Who understands the pullback survives in trading, who ignores it loses money. Period. I want to share what I’ve learned about this movement that changes everything.



Let's start with the basics: the pullback is simply a temporary correction against the main market trend. If the price is rising, there’s a small dip before continuing upward. If it’s falling, there’s a small rebound before plunging again. Simple but crucial.

Many confuse the pullback with the reversal, but the difference is huge. The pullback is temporary, lasting a few sessions, and the trend continues. The reversal, on the other hand, is a permanent change of direction. Recognizing which is which is the difference between profit and loss.

In classic bullish trends, you see the price bouncing off support levels, pulling back, then rising again. That’s the pullback returning to these levels before continuing. It’s the Breakout & Retest pattern that always repeats.

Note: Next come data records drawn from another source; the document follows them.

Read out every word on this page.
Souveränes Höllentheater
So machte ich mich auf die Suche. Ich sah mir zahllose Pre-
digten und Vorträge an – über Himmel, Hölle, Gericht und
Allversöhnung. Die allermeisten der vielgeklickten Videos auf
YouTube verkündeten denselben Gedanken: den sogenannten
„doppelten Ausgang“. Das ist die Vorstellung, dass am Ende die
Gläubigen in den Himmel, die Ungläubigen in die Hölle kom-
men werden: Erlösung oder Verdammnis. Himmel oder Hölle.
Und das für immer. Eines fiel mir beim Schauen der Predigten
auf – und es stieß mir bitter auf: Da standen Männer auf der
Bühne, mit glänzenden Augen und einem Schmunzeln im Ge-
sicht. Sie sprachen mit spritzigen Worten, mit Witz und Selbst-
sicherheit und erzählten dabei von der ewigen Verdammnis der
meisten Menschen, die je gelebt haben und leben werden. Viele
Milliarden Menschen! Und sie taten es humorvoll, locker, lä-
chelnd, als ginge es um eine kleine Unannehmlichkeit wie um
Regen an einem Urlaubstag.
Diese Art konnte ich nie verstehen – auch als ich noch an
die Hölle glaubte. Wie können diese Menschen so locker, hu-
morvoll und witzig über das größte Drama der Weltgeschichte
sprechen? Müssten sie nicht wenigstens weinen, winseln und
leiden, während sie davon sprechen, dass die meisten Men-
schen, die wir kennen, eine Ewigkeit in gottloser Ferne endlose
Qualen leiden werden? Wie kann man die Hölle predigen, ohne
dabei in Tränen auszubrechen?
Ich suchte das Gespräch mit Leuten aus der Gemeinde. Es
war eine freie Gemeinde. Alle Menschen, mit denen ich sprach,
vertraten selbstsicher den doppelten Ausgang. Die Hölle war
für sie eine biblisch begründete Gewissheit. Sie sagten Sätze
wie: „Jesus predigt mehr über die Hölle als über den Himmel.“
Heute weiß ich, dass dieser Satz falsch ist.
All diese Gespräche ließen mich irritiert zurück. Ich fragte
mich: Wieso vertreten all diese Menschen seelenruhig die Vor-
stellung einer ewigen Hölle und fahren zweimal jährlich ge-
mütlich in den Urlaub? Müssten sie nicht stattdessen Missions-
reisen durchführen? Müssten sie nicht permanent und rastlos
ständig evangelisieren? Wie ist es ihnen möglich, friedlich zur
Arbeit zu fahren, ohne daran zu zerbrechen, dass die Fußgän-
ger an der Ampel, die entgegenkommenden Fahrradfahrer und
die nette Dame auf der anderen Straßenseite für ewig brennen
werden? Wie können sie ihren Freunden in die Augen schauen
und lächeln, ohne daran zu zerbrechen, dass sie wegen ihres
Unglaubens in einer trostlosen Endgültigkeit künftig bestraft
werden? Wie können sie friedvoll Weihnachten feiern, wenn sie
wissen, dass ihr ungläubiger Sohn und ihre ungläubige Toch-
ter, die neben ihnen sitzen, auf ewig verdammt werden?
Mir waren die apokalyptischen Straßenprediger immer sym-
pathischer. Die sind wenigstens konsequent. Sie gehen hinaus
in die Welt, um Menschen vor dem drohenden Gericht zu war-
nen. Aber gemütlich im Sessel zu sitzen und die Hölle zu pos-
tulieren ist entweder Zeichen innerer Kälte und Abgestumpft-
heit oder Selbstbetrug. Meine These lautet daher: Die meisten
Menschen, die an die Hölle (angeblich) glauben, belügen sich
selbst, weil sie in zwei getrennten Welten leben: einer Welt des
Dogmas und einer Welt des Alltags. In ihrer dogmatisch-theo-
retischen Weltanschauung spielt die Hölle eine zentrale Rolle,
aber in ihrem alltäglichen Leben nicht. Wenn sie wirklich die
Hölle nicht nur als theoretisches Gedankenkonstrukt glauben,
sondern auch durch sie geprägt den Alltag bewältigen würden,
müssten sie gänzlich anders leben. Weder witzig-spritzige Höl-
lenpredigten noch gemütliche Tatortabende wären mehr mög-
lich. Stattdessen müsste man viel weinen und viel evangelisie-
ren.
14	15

In bearish trends, the pullback is that small temporary rally on an inclined trendline before the price continues downward. If you see the trendline break, then yes, it could be a true reversal.

A trick I often use: combining Fibonacci pullbacks with moving averages. When a Fibonacci level coincides with a moving average, that zone becomes a strong opportunity to enter or exit.

There are three types of pullbacks you need to recognize:

First: the aggressive pullback. It’s abrupt and fast, the price crashes immediately after a strong rally. Usually profit-taking or interaction with resistance. Second: the impulsive pullback, where the price drops violently without stopping in the demand zone. It’s not wise to enter there.

Third: the corrective pullback, which I prefer. It’s gradual, the price returns to the demand zone, gathers liquidity, but there’s no real selling pressure. It’s calm, moderate, not violent. This is the clean setup.

To identify when the pullback is about to end, I use three indicators:

The RSI: when it makes a lower high while the price makes a new high, it’s divergence. The price forms higher lows, and this is bullish. The trend continues.

The Bollinger Bands: in a bearish trend, if the pullback reaches the middle line without crossing it, it’s a perfect selling opportunity.

The moving averages: you see the corrective pullback when the price returns toward the average without crossing it violently.

This is what I need to know about pullbacks to avoid losing. Recognize them, classify them, wait for the right ones. The rest is discipline.